Garaudy bu yüzden artık sadece Avrupalının, Batılı adamın bakışıyla değil de, dünyaya kendiliğinden görünebildiği haliyle, bütünlüğü ve birliğiyle, herkesin ayrı ayrı gözleriyle bakması gerektiğini ısrarla belirtiyor bu eserde... Yani Afrika, Asya , Avrupa, Latin ve Kuzey Amerika insanlarının gözleriyle...
 Garaudy Medeniyetlerden genel çerçeveleriyle bahsediyor kitabında. Mezopotamya ve tarih sahnesine ilk olarak çıkmış diğer  medeniyetlerle başlıyor.
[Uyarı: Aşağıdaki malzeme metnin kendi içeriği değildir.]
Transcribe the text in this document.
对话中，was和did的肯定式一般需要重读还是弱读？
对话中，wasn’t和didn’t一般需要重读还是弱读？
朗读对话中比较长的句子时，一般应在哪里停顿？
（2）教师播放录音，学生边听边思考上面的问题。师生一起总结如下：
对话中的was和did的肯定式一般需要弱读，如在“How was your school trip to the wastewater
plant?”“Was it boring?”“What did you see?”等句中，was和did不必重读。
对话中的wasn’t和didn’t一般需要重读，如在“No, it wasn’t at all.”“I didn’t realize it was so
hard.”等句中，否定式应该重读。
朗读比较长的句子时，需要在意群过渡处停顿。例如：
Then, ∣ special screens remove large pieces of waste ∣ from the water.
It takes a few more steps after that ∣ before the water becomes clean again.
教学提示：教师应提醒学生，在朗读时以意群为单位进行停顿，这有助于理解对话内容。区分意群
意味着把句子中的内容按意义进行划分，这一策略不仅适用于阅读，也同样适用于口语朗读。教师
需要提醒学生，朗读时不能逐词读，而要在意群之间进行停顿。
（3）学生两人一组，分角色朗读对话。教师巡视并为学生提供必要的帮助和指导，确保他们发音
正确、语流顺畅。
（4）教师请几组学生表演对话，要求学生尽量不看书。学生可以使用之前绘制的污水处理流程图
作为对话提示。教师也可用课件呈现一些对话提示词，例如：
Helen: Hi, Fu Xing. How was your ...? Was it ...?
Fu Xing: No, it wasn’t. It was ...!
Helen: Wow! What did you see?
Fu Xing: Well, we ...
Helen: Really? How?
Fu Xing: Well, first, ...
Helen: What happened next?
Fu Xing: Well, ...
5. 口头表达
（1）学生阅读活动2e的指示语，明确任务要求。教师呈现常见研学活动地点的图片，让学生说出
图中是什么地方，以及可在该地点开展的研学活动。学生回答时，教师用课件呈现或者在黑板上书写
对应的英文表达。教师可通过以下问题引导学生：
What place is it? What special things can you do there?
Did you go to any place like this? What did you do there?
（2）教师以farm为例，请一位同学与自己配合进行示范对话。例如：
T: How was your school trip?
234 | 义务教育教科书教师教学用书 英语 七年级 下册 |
Daha sonrasında Asurlular, Grek kültürünün doğuşu, Hristiyanlığın doğuşu, Hindistan, Çin,  İslam’ın yayılışı, Hristiyanlıktan batı rönesansına, Amerika ve yerlilerin soykırımı, Rönesans ve batı hakimiyeti başlıklarıyla bize tarihi bir perspektif sunuyor
Garaudy bu eseri kaleme alırken Müslüman olmaması nedeniyle İslâm kültürünü anlatırken bazı yanlış yorumlamalarla akâidî konularda hatalı hükümler çıkarmış maalesef. Abdülkadirin 14 bin hristiyanı himaye altına alıp onları katliamdan kurtarmasını o hristiyanların imanlarına bağlamış, İslâm'ın müslüman olsun olmasın insanlara , hayvanlara ve bütün canlılara karşı merhametli davranmayı bize öğrettiğini görememiştir. Tabi bunu onun henüz müslüman olmamasına veriyoruz.
Yine başka bir yerde İslâm toplumunun gelenekçi ,batıl inançlarla sarılı olduğunu  ve geçmişe karşı "sahte" bir saygı beslediğini belirtmiştir. Burada yazarımız Allah'ın ﷻ "(Resûlüm!) De ki: Eğer Allah'ı seviyorsanız bana uyunuz ki Allah da sizi sevsin ve günahlarınızı bağışlasın. Allah son derece bağışlayıcı ve esirgeyicidir." (Âl-i İmrân/31) ve "Kim Resûl'e itaat ederse Allah'a itaat etmiş olur. Yüz çevirene gelince, seni onların başına bekçi göndermedik!"(Nîsa/80) Buyurduğu ayetleri gereğince idrak edememiş olmasından kaynaklanmaktadır. Yine yukarıda belirttiğimiz gibi bunları kaleme alırken Müslüman olmaması ve biz Müslümanların, Peygamber Efendimiz'e ﷺ uymak niyetiyle yaptığımız bütün davranışlarımızın bize sevap kazandırdığından ve mertebemizi yükselttiğinden haberi olmayışından kaynaklanıyor olabilir.Müslüman gence düşen her eseri olduğu gibi bu eseri de dikkat ve temkinle okıyup, duru olanı alıp,bulanık olandan kaçmaktır hulasa olarak.
Yeni bir medeniyeti yalnız Allah ve Resul davası için örme şuuruna erme niyetiyle Allah'a emanet olunuz.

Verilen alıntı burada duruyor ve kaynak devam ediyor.